CAD software, also referred to as Computer Aided Design (Computer Aided Drafting?) software and in the past as computer aided drafting software, refers to software programs that assist engineers and designers in a wide variety of industries to design and manufacture physical products ranging from buildings, bridges, roads, aircraft, ships and cars to digital cameras, mobile phones, TVs, clothes and of course computers! CAD software is often referred to as CAD CAM software ('CAM' is the acronym for Computer Aided Machining or Computer Aided Manufacturing). (A somewhat related concept is CIM (Computer Integrated Manufacturing).)

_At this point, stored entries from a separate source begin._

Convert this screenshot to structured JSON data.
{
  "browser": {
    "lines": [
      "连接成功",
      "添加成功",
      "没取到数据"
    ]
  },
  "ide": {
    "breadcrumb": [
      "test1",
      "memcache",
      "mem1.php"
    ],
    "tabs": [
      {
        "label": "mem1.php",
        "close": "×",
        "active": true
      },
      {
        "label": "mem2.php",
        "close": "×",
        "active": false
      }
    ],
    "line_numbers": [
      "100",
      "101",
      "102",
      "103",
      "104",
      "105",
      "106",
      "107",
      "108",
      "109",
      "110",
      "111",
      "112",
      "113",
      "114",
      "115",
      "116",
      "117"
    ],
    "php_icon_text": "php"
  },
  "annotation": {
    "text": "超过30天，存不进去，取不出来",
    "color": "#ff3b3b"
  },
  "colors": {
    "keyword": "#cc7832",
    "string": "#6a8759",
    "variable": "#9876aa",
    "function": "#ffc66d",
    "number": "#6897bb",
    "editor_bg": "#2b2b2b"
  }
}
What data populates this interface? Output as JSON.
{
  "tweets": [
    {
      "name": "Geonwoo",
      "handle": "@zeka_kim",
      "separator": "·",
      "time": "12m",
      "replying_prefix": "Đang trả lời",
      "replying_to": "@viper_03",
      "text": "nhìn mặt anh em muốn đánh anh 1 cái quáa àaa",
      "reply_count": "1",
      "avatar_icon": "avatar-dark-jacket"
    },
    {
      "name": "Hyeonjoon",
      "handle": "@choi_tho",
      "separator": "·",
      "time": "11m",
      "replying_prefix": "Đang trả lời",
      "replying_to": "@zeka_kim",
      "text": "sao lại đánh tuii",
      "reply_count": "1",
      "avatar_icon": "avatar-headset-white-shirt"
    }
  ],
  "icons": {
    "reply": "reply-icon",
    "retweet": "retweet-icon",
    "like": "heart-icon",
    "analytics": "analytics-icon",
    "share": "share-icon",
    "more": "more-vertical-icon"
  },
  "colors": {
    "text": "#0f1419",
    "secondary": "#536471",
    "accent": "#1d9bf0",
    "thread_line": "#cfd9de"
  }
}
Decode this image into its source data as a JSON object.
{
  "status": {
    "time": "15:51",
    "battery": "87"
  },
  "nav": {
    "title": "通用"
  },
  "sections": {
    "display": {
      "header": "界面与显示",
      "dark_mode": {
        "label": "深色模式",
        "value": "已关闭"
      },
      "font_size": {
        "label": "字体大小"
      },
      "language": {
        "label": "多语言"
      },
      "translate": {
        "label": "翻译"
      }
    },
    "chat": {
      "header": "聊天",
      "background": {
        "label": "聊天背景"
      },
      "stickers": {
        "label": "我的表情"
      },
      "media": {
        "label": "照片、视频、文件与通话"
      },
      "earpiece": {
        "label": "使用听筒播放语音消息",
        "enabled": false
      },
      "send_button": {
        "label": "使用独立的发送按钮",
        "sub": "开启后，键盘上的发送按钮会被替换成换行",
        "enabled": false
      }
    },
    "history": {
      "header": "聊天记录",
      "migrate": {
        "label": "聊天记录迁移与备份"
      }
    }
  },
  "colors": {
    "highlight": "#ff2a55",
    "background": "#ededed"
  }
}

While he could never have foreseen today's CAD software, no CAD software history would be complete unless it started with the mathematician Euclid of Alexandria, who, in his 350 B.C. treatise on mathematics "The Elements" expounded many of the postulates and axioms that are the foundations of the Euclidian geometry upon which today's CAD software systems are built.
It was more than 2,300 years after Euclid that the first true CAD software, a very innovative system (although of course primitive compared to today's CAD software) called "Sketchpad" [1 ] was developed by Ivan Sutherland as part of his PhD thesis at MIT in the early 1960s. Sketchpad was especially innovative CAD software because the designer interacted with the computer graphically by using a light pen to draw on the computer's monitor. It is a tribute to Ivan Sutherland's ingenuity that even in 2004, when operations which took hours on 1960s computer technology can be executed in less than a millionth of a second and touch-sensitive TFT combination display/input devices are readily available, there is no leading CAD software that has yet incorporated such directness into its user interface.
In 1987 John Ousterhout devised Tcl as an interface to ease research he was then doing with CAD software for IC and PCB design. Tcl has become highly popular in this area, see for example this site [2 ].
Software such as Ousterhout worked on is sometimes called "ECAD" (Electronics CAD) or EDA (Electronic Design Automation).